Orang asing yang menawarkan diri berkarya di negeri terbelakang, seperti Indonesia, karena dia tidak laku di negerinya sendiri. Kalau dia memang ahli di bidangnya, dia akan dipekerjakan oleh pemerintah atau masyarakatnya sendiri. Kalau ada orang asing yang kelihatan “mampu” menduduki suatu jabatan internasional, sekarang ini bukan lagi berdasarkan kapasitas kinerja dan reputasi akademis pribadi, tetapi lebih banyak karena backing negaranya yang terkenal adikuasa dalam percaturan politik dan ekonomi antarbangsa. Jadi, kemampuan bersaing adalah fungsi dari banyak faktor. Hal ini juga berlaku, lebih-lebih, di sektor swasta. Setelah kontraknya habis dan pulang kembali ke negeri asalnya, dia baru menjadi “tenaga ahli”. Sebelumnya di sini dia hanya latihan untuk berkeahlian.
ADVERTISEMENT
SCROLL TO RESUME CONTENT
Ide persaingan itu sendiri dikembangkan dalam term “globalisasi” oleh bangsa- bangsa maju dalam teknologi. Globalisasi berasumsi rakyat dari semua bangsa berpartisipasi secara proaktif dalam progres dari teknologi baru dan berdasarkan kelebihan teknologisnya berhak mengeksploitasi sumber-sumber alam di mana pun. Jadi, kita sudah diindoktrinasi mengakui kebenaran satu ide ultra-liberal, yaitu mereka bebas bersaing dengan kita dalam memanfaatkan kekayaan Ibu Pertiwi.

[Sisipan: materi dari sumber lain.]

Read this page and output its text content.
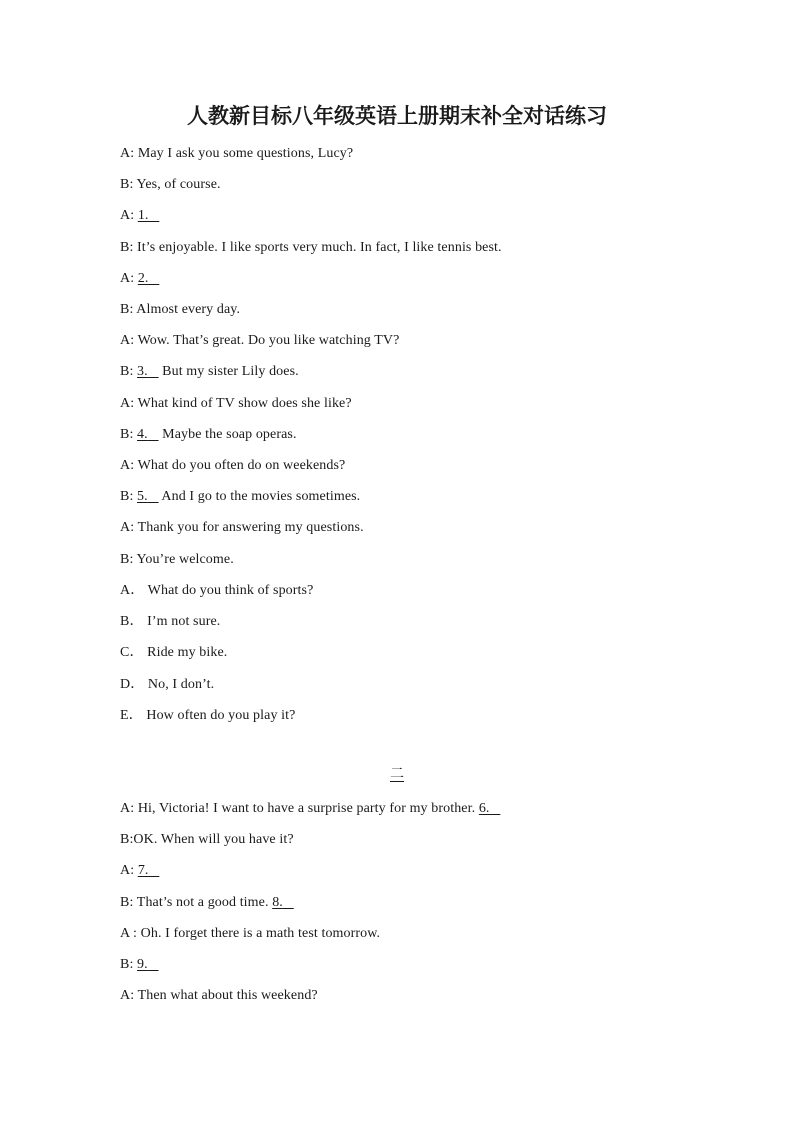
人教新目标八年级英语上册期末补全对话练习
A: May I ask you some questions, Lucy?
B: Yes, of course.
A: 1.
B: It’s enjoyable. I like sports very much. In fact, I like tennis best.
A: 2.
B: Almost every day.
A: Wow. That’s great. Do you like watching TV?
B: 3. But my sister Lily does.
A: What kind of TV show does she like?
B: 4. Maybe the soap operas.
A: What do you often do on weekends?
B: 5. And I go to the movies sometimes.
A: Thank you for answering my questions.
B: You’re welcome.
A． What do you think of sports?
B． I’m not sure.
C． Ride my bike.
D． No, I don’t.
E． How often do you play it?
二
A: Hi, Victoria! I want to have a surprise party for my brother. 6.
B:OK. When will you have it?
A: 7.
B: That’s not a good time. 8.
A : Oh. I forget there is a math test tomorrow.
B: 9.
A: Then what about this weekend?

Adapun julukan “kelas dunia” dari pendidikan tinggi sudah ada ukuran esensialnya, yaitu kemampuan mengembangkan ilmu pengetahuan melalui kobaran semangat ilmiah di kalangan para mahasiswanya. Dengan kata lain, universitas/institut dipuji karena ia berhasil jadi pusat unggulan (centre of excellence) dari ilmu pengetahuan dan anaknya, teknologi.
Genealogi ilmu pengetahuan
Harus diakui, pendidikan tinggi Indonesia belum berhasil mengembangkan mahasiswa yang terbaik dan yang terbaik dalam diri anak didiknya dalam penguasaan ilmu pengetahuan, apalagi penghayatan semangat ilmiah. Kenyataan pahit ini disebabkan pemahaman keliru dari para dosen tentang pengertian yang korek dari ilmu pengetahuan, bukan oleh ketidakadaan rektor asing. Ilmu pengetahuan bukanlah sembarang pengetahuan, melainkan pengetahuan yang terbentuk dalam proses pembelajaran ilmiah, pengetahuan yang dibesarkan dan dipupuk oleh integritas dan nilai serta semangat ilmiah.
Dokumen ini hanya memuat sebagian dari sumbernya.